Nachdem sie den asphaltierten Radweg überquert hatten, hielt Kalona an und beugte sich tiefer über das Unkraut. »Hier ist er zum Fluss hinuntergestiegen.«
Stark betrachtete das Grünzeug, schnupperte, versuchte, Dallas’ Blut zu erspähen oder zu wittern. Alles, was er roch, war der schlammige, fischige Fluss. Der Unsterbliche aber schien sich seiner Sache sicher zu sein, also folgte Stark ihm achselzuckend zum Fluss hinunter. Am Ufer hielt Kalona wieder an. Diesmal hockte er sich hin und schien in vollen Zügen die Luft einzusaugen, während er intensiv über das träge fließende Wasser blickte. Seit dem Eissturm im Dezember war es ziemlich trocken gewesen. Der Fluss war seicht, und aus der vor sich hindümpelnden Brühe schauten lange Sandbänke hervor.

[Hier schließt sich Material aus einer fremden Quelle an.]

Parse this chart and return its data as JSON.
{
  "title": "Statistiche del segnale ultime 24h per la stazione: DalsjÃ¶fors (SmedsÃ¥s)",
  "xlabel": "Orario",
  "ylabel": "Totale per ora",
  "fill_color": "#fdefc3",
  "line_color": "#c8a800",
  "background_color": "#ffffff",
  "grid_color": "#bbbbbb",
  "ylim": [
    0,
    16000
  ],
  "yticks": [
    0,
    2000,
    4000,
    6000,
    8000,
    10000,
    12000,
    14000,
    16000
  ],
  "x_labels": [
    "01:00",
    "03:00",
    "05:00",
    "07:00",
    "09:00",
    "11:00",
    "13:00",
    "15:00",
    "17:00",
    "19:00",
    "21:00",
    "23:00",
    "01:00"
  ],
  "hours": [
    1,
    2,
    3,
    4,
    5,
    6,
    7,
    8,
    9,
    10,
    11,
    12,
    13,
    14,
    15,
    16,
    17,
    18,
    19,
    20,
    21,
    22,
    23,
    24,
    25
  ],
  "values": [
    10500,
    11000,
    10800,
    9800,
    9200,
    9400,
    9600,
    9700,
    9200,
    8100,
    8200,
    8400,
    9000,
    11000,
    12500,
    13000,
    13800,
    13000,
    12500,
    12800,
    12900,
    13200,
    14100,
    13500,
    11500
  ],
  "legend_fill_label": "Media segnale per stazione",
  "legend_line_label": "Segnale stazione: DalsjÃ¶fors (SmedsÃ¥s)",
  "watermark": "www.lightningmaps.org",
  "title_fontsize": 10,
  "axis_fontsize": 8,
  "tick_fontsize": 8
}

Stark ging neben ihm in die Knie. »Ich wusste nicht, dass Sie so gut Spuren lesen können.«
»Ich habe Äonen damit zugebracht, böse Kreaturen aufzuspüren, deren Täuschungskünste die dieses kleinen Vampyrs weit überstiegen. Diese Kunst vergisst man nicht so leicht.«
Stark beobachtete ihn aus den Augenwinkeln und fragte sich nicht zum ersten Mal, worin genau Kalonas Dienste an der Göttin bestanden hatten, ehe er gefallen war. Und wenn er so verdammt gut in seinem Job gewesen war, dass er noch Jahrhunderte später so unheimlich gut Spuren lesen konnte, warum bitte hatte sie ihn dann rausgeschmissen?
»Dort!« Kalona zeigte mit dem Finger. »Siehst du ihn, dort auf dem Stück Treibholz am anderen Ufer?«
Stark lächelte. »Ich muss etwas nicht sehen, um es zu treffen. Ich brauche nur ein bisschen Platz. Sie können sich schon mal bereitmachen, ihn einzusacken. Jetzt kommt der Job, in dem ich unheimlich gut bin.«
Er stand auf, legte einen Pfeil auf die Sehne und spannte den Bogen.
So, Pfeil, dring bis zu den Federn in den Schenkel des Vampyrs namens Dallas ein
, dachte er mit aller Macht – konzentrierte sich auf sein ausgewähltes Ziel – und ließ den Pfeil fliegen.
Mit befriedigendem Sirren schoss er von der Sehne, schwirrte unsichtbar und tödlich durch die Luft.
»Aaaah!«, drang Dallas’ Schrei weithin hörbar über das Wasser zu ihnen.
Stark grinste Kalona draufgängerisch an. »Fass.«
Zoey
Es war, als wollte die erste Stunde nie enden. Normalerweise ging ich gern in Thanatos’ Spezialunterricht. Sie war vielleicht nicht die unterhaltsamste Lehrerin der Schule (hm, das war Erik), aber sie war wahnsinnig klug und ließ uns Fragen über alles Mögliche stellen – solange wir uns ihr und allen anderen gegenüber respektvoll verhielten. Ich rutschte auf meinem Stuhl hin und her und warf einen Blick nach hinten. Soweit ich wusste, waren Kalona und Stark noch nicht wieder zurück – mit oder ohne Dallas. Aber alle roten Jungvampyre waren gekommen. Diejenigen, die nicht zu Dallas’ Bande gehörten wie Kramisha und Shaylin, Johnny B oder Ant, saßen eher vorn, in den Reihen direkt hinter meinem Kreis, Aphrodite und mir. Nicole war mit Shaylin hereingekommen und saß jetzt neben ihr. Ihre Ex-Kumpels hatte sie keines Blickes gewürdigt, während die sie angestarrt hatten wie ein zerquetschtes Tier am Straßenrand.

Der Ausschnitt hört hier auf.